Wie wird doch in deutschen Städten gebaggert und geteert in diesen Tagen! Millionen fließen aus dem Konjunkturprogramm der Bundesregierung in den Straßenbau. In mal engere und mal breitere Straßen, in neuen Asphalt. Ihre Straßen hegen die Deutschen besonders gern, fast so gern wie die Autos. Vorausgesetzt natürlich, es ist Geld da. Gäbe es Geld genug, wäre Deutschland längst eine fünfspurige Republik. Bildlich gesprochen.

Das Archivbild zeigt ein Verkehrsschild, das auf die Mautpflicht für den Warnowtunnel in Rostock hinweist. Derzeit wird wieder um die Pkw-Maut debattiert. (Foto: Foto: ddp)

Aber an Geld mangelt es immer, selbst dort, wo es bitter nötig wäre. Insbesondere auf den Transitstrecken der alten Bundesrepublik staut sich in Stoßzeiten der Verkehr. Die Qualität der Beläge wird durch so viel Betrieb nicht besser, ganz zu schweigen vom Zustand der Brücken. Jede siebte Brücke ist schon jetzt marode, denn die große Welle des Brückenbaus liegt im Westen 40 Jahre zurück. Es fehlt nur der Goldesel.

Insofern war es vorhersehbar wie der nächste Winter, dass irgendwann eine neue Debatte über eine Maut für Autos aufkommen würde. Schließlich könnte sie endlich all die ausländischen Fahrer in die Finanzierung der Fernstraßen einbeziehen, die bisher völlig mautfrei durch Deutschland fahren. Oft bereichern sie den Fiskus nicht einmal durch einen Tankstopp, über die Mineralölsteuer; kostenlos nutzen sie das engste Straßennetz Europas.

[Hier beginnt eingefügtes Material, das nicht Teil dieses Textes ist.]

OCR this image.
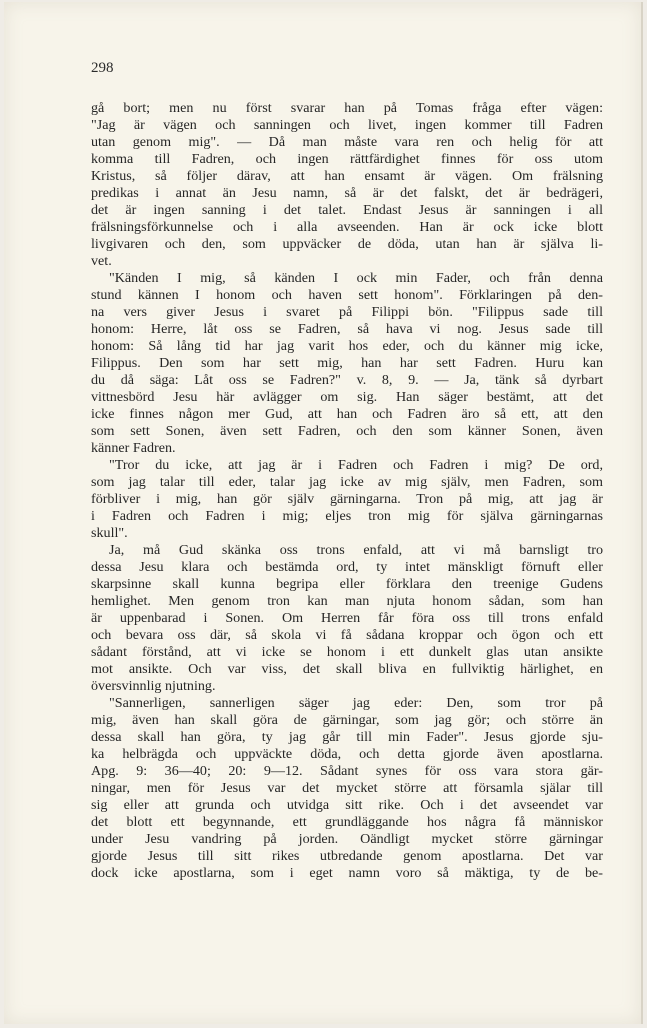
298
gå bort; men nu först svarar han på Tomas fråga efter vägen:
"Jag är vägen och sanningen och livet, ingen kommer till Fadren
utan genom mig". — Då man måste vara ren och helig för att
komma till Fadren, och ingen rättfärdighet finnes för oss utom
Kristus, så följer därav, att han ensamt är vägen. Om frälsning
predikas i annat än Jesu namn, så är det falskt, det är bedrägeri,
det är ingen sanning i det talet. Endast Jesus är sanningen i all
frälsningsförkunnelse och i alla avseenden. Han är ock icke blott
livgivaren och den, som uppväcker de döda, utan han är själva li-
vet.
"Känden I mig, så känden I ock min Fader, och från denna
stund kännen I honom och haven sett honom". Förklaringen på den-
na vers giver Jesus i svaret på Filippi bön. "Filippus sade till
honom: Herre, låt oss se Fadren, så hava vi nog. Jesus sade till
honom: Så lång tid har jag varit hos eder, och du känner mig icke,
Filippus. Den som har sett mig, han har sett Fadren. Huru kan
du då säga: Låt oss se Fadren?" v. 8, 9. — Ja, tänk så dyrbart
vittnesbörd Jesu här avlägger om sig. Han säger bestämt, att det
icke finnes någon mer Gud, att han och Fadren äro så ett, att den
som sett Sonen, även sett Fadren, och den som känner Sonen, även
känner Fadren.
"Tror du icke, att jag är i Fadren och Fadren i mig? De ord,
som jag talar till eder, talar jag icke av mig själv, men Fadren, som
förbliver i mig, han gör själv gärningarna. Tron på mig, att jag är
i Fadren och Fadren i mig; eljes tron mig för själva gärningarnas
skull".
Ja, må Gud skänka oss trons enfald, att vi må barnsligt tro
dessa Jesu klara och bestämda ord, ty intet mänskligt förnuft eller
skarpsinne skall kunna begripa eller förklara den treenige Gudens
hemlighet. Men genom tron kan man njuta honom sådan, som han
är uppenbarad i Sonen. Om Herren får föra oss till trons enfald
och bevara oss där, så skola vi få sådana kroppar och ögon och ett
sådant förstånd, att vi icke se honom i ett dunkelt glas utan ansikte
mot ansikte. Och var viss, det skall bliva en fullviktig härlighet, en
översvinnlig njutning.
"Sannerligen, sannerligen säger jag eder: Den, som tror på
mig, även han skall göra de gärningar, som jag gör; och större än
dessa skall han göra, ty jag går till min Fader". Jesus gjorde sju-
ka helbrägda och uppväckte döda, och detta gjorde även apostlarna.
Apg. 9: 36—40; 20: 9—12. Sådant synes för oss vara stora gär-
ningar, men för Jesus var det mycket större att församla själar till
sig eller att grunda och utvidga sitt rike. Och i det avseendet var
det blott ett begynnande, ett grundläggande hos några få människor
under Jesu vandring på jorden. Oändligt mycket större gärningar
gjorde Jesus till sitt rikes utbredande genom apostlarna. Det var
dock icke apostlarna, som i eget namn voro så mäktiga, ty de be-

Wichtiger noch aber ist ein zweiter Effekt: Die Pkw-Maut könnte ohne Umwege in die Finanzierung der Fernstraßen fließen, weswegen die Mautfreunde in Union und FDP am liebsten vom "nutzerfinanzierten Fernstraßenbau" sprechen, wenn sie in Wirklichkeit die Pkw-Maut meinen. Sie wollen das öffentliche Gut Straße zu einem privaten machen, das bezahlen soll, wer es benutzen will. Das ist die Methode Maut.

Die gerechteteste Lösung ist kaum realisierbar

Nur: So einfach geht es nicht. Denn die ideale Art der Maut-Erhebung wird sich technisch - und auch rechtlich - kaum machen lassen. Die ideale, gerechte Form wäre eine Art Lkw-Maut für alle, mit kleinen Kästchen in jedem Auto, die kilometergenau abrechnen, wer wann wo gefahren ist. Sie könnte die Kosten für die Straßennutzung für jedes Auto sogar differenzieren.

Der Kilometer wäre dann billiger außerhalb der Stoßzeiten, oder für besonders umweltfreundliche Autos. Doch technisch ist das Lkw-System nicht auf 40 Millionen Autos ausgelegt, und selbst wenn es das wäre: Wollen die Deutschen eine Maut, die nebenbei haargenau aufschlüsseln kann, wo sie sich zu welchem Zeitpunkt befunden haben? Der Datenschutz lässt grüßen.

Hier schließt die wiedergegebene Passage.